Asking for money is a desperate and luck-driven transaction.
Fundraising is a strategic, skill-driven process.
Consider Hollywood: you wouldn’t pitch an arthouse film to Marvel Studios, nor would you pitch a slapstick comedy to Blumhouse.
Amateurs blast random inboxes via cold intros and pray for a lucky break.
Skilled fundraisers:
target specific investors whose thesis is aligned with the enterprise,
build relationships,
and treat the pitch like a collaborative business venture. Why? Because it is.
Real fundraising requires a:
Pipeline & Tools: Build a pipeline doc; here’s how. Track and score your targets using organized platforms like Airtable or AI-backed Google Sheets.
Rigorous Cadence: Maintain a disciplined communication rhythm and follow-up strategy rather than relying on one-off interactions.

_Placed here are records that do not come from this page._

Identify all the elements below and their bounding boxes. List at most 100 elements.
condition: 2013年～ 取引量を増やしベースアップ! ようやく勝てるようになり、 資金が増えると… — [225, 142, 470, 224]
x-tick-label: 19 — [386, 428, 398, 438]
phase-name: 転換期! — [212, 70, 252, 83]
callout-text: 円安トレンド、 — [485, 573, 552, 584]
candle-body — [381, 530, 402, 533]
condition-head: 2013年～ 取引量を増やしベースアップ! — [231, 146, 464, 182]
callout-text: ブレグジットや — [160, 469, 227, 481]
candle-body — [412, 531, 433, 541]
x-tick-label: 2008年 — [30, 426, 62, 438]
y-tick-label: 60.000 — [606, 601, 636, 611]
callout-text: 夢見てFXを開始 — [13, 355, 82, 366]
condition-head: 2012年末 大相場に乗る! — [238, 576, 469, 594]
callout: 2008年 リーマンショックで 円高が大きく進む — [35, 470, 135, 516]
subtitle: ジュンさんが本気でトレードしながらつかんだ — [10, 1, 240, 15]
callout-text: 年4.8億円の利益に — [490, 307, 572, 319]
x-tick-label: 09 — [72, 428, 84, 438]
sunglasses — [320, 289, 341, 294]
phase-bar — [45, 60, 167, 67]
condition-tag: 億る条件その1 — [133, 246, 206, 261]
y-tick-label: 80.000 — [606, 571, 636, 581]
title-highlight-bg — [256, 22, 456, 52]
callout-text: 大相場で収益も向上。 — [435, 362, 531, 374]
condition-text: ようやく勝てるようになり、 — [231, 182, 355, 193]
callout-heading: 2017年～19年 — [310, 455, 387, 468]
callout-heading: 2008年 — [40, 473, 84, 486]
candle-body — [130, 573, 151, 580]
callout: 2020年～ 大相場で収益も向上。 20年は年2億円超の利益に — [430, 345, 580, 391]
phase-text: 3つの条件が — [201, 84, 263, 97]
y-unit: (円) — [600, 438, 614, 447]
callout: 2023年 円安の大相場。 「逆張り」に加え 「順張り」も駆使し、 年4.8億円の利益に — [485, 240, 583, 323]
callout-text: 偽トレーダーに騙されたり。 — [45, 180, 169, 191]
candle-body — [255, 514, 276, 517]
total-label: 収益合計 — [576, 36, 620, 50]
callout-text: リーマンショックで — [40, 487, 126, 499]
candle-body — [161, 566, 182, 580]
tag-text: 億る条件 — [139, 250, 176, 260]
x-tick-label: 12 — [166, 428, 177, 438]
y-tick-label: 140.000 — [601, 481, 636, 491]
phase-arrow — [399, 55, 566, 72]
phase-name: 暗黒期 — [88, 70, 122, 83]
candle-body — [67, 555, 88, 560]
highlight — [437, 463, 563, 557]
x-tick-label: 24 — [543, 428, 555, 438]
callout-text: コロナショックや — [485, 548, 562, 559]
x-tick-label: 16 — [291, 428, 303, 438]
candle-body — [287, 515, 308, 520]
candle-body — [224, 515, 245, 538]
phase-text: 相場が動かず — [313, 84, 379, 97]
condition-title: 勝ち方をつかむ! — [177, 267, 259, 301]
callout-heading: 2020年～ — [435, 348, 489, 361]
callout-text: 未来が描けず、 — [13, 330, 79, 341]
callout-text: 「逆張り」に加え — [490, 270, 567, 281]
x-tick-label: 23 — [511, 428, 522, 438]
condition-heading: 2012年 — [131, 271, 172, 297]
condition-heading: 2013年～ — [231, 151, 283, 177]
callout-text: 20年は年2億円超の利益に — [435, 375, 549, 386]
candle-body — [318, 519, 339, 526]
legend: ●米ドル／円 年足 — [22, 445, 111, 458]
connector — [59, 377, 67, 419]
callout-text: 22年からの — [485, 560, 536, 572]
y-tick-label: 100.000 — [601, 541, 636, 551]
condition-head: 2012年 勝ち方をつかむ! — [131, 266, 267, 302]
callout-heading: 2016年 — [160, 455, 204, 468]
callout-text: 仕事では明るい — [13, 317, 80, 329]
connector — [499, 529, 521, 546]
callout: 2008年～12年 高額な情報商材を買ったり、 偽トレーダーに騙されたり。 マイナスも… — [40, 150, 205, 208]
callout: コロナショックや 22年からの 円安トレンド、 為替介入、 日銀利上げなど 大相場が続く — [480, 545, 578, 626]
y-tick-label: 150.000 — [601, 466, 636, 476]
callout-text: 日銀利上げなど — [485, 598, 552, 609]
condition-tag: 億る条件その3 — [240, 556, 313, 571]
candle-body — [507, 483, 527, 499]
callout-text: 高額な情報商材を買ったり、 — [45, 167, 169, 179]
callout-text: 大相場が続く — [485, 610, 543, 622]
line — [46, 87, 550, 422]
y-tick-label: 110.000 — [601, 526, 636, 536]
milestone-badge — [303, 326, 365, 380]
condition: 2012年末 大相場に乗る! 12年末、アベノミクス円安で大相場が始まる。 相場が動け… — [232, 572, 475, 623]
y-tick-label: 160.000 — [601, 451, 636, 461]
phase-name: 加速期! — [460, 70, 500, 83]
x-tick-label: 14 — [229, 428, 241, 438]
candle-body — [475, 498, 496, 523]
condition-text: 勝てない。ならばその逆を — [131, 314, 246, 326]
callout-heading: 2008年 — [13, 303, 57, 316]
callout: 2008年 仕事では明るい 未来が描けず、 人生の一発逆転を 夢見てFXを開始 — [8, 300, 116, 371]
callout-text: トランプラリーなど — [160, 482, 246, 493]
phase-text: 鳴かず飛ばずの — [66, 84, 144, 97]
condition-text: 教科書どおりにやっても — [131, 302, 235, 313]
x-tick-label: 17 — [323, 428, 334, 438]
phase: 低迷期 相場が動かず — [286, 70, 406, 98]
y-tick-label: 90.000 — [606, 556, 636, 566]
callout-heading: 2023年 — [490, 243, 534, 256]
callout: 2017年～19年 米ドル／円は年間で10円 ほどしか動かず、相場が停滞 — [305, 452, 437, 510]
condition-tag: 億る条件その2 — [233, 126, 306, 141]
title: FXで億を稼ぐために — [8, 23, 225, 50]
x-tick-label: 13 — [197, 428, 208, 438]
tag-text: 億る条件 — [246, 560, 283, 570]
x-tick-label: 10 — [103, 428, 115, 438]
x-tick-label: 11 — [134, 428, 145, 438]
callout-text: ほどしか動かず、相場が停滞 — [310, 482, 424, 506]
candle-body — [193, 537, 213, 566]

The truth is: like selling, you are always fundraising. It doesn’t only begin when you’re raising a round.
Complete Asset Stack: Build clean materials (email scripts, a one- pager, a teaser deck, a full deck, a data room) and always keep your contact info visible.1
I’ve seen 5 decks in just as many days without so much as an email address or phone number anywhere on them.